Death occurred in 4.1% in the interruption group and 4.0% in the continuation group, while MI occurred in 2.5% and 2.4%, respectively. Of note, hospitalisation for cardiovascular causes occurred in 18.9% in the interruption group and 16.6% in the continuation group. Beta-blocker interruption was also associated with increases in systolic and diastolic blood pressure and heart rate at 6 months (all p<0.001 vs. beta-blocker continuation) and during the study follow up. Beta-blocker interruption did not improve the patients’ quality of life.  

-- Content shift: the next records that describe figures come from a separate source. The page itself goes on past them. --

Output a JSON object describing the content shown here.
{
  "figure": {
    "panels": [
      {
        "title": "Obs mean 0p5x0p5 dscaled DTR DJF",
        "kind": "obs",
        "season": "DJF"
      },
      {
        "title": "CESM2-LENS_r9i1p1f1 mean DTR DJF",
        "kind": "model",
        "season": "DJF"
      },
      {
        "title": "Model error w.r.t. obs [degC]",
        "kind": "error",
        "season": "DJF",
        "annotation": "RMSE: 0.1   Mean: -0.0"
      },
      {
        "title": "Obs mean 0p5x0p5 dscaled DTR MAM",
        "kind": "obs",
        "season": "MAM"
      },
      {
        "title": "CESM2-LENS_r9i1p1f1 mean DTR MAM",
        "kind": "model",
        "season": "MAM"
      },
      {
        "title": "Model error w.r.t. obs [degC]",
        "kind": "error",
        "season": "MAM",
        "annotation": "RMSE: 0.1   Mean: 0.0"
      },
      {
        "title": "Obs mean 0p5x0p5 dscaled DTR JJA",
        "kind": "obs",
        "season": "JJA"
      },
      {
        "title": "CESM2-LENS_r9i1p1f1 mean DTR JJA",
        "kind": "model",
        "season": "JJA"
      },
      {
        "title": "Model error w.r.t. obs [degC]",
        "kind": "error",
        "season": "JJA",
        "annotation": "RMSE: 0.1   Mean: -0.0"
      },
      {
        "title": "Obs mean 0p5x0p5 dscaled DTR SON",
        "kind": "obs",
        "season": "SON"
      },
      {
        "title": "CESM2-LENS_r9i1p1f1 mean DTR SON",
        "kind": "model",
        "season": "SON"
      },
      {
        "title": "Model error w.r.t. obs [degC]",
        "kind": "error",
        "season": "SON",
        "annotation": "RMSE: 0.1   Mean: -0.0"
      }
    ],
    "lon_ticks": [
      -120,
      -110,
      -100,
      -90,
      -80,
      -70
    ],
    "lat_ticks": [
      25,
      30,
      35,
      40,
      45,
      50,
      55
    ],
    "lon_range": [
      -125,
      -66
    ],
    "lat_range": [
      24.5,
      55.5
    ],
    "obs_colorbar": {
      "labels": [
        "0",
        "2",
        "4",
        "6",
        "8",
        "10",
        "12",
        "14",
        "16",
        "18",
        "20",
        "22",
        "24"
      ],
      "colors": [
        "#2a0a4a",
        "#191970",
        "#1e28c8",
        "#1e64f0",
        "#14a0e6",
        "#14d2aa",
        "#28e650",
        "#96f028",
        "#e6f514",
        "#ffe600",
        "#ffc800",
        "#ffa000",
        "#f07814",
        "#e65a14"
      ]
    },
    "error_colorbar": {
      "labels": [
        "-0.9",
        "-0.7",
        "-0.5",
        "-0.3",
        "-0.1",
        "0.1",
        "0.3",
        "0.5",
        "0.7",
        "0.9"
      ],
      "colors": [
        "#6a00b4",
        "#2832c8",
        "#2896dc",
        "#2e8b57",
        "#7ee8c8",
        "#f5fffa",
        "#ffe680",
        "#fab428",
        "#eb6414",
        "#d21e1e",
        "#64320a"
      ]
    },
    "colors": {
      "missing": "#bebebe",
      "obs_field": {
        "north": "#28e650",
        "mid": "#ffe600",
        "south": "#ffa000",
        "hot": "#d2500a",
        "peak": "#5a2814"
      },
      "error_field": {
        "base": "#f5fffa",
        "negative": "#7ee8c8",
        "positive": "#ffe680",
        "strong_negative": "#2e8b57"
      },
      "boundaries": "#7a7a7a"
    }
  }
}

Summing up the evidence from the ABYSS trial, Professor Silvain concluded: “Differences between the groups with respect to hospitalisation for cardiovascular reasons and the negative effect on blood pressure levels, together with the absence of quality-of-life improvement do not support interruption of a chronic beta-blocker treatment in post-MI patients. These results must be put into context with recent findings from the open-label REDUCE-MI6 trial and ongoing trials to provide additional evidence on the optimal use of beta-blockers after MI.”  

References

  1. ‘Beta blocker interruption in patients with prior myocardial infarction: results of the ABYSS trial and effect on blood pressure and heart rate control’ will be discussed during Hot Line 1 on Friday 30 August in room London. 
  2. Holt A, Blanche P, Zareini B, et al. Effect of long-term beta-blocker treatment following myocardial infarction among stable, optimally treated patients without heart failure in the reperfusion era: a Danish, nationwide cohort study. Eur Heart J. 2021;42:907–914. 
  3. Park CS, Yang H-M, Ki Y-J, et al. Left ventricular ejection fraction 1 year after acute myocardial infarction identifies the benefits of the long-term use of beta-blockers: analysis of data from the KAMIR-NIH Registry. Circ Cardiovasc Interv. 2021;14:e010159.  
  4. Puymirat E, Riant E, Aissaoui N, et al. β Blockers and mortality after myocardial infarction in patients without heart failure: multicentre prospective cohort study. BMJ. 2016;354:i4801. 
  5. Kim J, Kang D, Park H, et al. Long-term β-blocker therapy and clinical outcomes after acute myocardial infarction in patients without heart failure: nationwide cohort study. Eur Heart J. 2020;41:3521–3529. 
  6. Yndigegn T, Lindahl B, Mars K, et al. Beta-blockers after myocardial infarction and preserved ejection fraction. N Engl J Med. 2024;390:1372–1381.